Après le repas, le groupe s’est mobilisé autour de M. et je
l’ai vu dans une parole chargée d’émotion et d’authenticité
qu’il n’avait jamais eu jusque là. Ses défenses tombaient et
quelque chose de très fort est passé avec les personnes présentes.
« Ce que je vis là, ça vaut tous les psys, ça m’aide vraiment »
a-t-il déclaré. Alors
qu’un participant lui suggérait de ne plus prendre de médicaments,
j’ai du intervenir sur les dangers qu’il y aurait pour lui à cesser
brutalement ses traitements et sa relation avec son psychiatre.
5 La parentalité
Le Café cause-rit se définit
comme un lieu de rencontre pour les parents du quartier. Le rôle
de l’animateur consistera a poser un cadre d’échanges qui puisse
concilier le besoin d’une parole libre, pouvant s’engager sur toutes
les pistes que chacun ressentira nécessaires et celui de réfléchir
sur la fonction parentale. Il s’agira de pouvoir exprimer ses
difficultés à être parent, ses doutes, mais aussi d’échanger sur
nos succès et nos écueils dans la fonction éducative. Il s’agira de
croiser les savoirs de chacun. On partira du principe que prendre
conscience de ses difficultés et les dire en groupe, c’est déjà un
savoir. Écouter les difficultés et les réussites de l’autre dans le
respect et sans jugement, c’est l’aider et s’aider à
s’affranchir de la honte qui naît du sentiment d’incompétence.

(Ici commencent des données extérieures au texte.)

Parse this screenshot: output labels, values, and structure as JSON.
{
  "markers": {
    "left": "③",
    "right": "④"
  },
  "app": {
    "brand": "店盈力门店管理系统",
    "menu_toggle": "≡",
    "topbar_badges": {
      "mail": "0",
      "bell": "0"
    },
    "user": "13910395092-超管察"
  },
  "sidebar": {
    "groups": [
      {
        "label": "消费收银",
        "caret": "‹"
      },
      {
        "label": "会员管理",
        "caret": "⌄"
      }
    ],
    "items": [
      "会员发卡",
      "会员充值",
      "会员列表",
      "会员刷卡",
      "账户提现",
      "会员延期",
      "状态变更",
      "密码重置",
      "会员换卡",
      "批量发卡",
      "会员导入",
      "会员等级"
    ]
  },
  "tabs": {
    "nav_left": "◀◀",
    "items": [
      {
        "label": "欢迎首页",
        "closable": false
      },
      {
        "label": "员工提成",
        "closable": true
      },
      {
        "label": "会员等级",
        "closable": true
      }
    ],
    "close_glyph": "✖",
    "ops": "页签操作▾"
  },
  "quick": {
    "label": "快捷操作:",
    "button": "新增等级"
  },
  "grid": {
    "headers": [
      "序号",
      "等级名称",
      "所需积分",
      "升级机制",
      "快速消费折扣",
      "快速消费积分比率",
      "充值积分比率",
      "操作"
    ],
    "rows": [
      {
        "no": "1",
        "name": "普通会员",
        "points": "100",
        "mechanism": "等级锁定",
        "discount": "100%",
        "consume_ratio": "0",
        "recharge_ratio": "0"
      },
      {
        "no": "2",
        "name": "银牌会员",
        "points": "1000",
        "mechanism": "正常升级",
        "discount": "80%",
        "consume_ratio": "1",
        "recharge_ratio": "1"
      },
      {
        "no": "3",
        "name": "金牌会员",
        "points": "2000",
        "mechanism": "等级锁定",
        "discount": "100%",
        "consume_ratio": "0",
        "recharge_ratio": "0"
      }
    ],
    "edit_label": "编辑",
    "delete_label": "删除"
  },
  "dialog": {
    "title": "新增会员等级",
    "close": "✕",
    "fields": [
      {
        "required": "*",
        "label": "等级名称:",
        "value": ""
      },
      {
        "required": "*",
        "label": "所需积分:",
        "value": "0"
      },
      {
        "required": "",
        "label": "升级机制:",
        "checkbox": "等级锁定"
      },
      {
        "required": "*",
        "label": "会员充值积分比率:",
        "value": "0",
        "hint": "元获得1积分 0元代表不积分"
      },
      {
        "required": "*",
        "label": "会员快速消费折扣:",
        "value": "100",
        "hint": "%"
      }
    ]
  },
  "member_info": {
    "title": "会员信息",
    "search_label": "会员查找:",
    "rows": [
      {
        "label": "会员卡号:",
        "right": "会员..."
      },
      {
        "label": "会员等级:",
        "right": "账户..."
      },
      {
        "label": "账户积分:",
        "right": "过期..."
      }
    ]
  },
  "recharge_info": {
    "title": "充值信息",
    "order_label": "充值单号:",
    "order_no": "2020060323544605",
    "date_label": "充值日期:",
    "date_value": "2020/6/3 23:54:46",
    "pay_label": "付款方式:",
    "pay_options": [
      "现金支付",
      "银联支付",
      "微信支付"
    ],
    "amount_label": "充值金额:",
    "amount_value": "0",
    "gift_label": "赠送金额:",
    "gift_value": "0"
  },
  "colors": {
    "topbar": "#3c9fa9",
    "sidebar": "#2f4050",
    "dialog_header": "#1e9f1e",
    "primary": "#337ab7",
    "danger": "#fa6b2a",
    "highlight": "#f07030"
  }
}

L’animateur devra donc veiller à instaurer ce climat d’écoute
respectueuse en régulant les jugements de valeurs. Sa propre
implication en tant que parent ou bien en tant que celui qui a eu des
parents devra également instaurer un climat de parité. Ce
positionnement devrait permettre de sortir de l’induction implicite
que sa position d’autorité (en tant qu’animateur ), lui confère
un statut de « bon parent », renvoyant par là les
participants à une image dévalorisée par ce qu’ils ressentent comme
des défaillances. La visée première de l’animation sera donc de
restaurer l’estime de soi des parents. Graduellement, elle proposera
des pistes de réflexion sur le rôle et la responsabilité de parent,
sur l’autorité, sur les besoins de l’enfant, en terme de repères,
de protection, de perspectives. Il s’agira aussi de sensibiliser les
parents sur la nécessité de transmettre aux enfants leur histoire
familiale.
A terme, l’objectif du groupe de parole est de permettre de
proposer des activités diverses. Les activités seront d’ailleurs
rapidement proposées aux pères pour leur permettre un accès plus
facile à la parole. Il s’agira par exemple d’aménager la salle ou
de « bricoler » quelque chose.
J’ai pensé qu’un atelier théâtre pourrait être très bénéfique pour permettre aux parents d’apprendre à
se mettre en scène. Cela afin de se réapproprier des compétences sur
le plan de l’autorité ou sur celui de la tendresse et en général apprendre à savoir
reconnaître la gamme de ses émotions. L’axe créatif devra être
introduit rapidement, il s’agit d’un des objectifs majeur du groupe.
L’animation devra cependant veiller à ce que l’adhésion soit
volontaire et que des projets émergent d’eux même.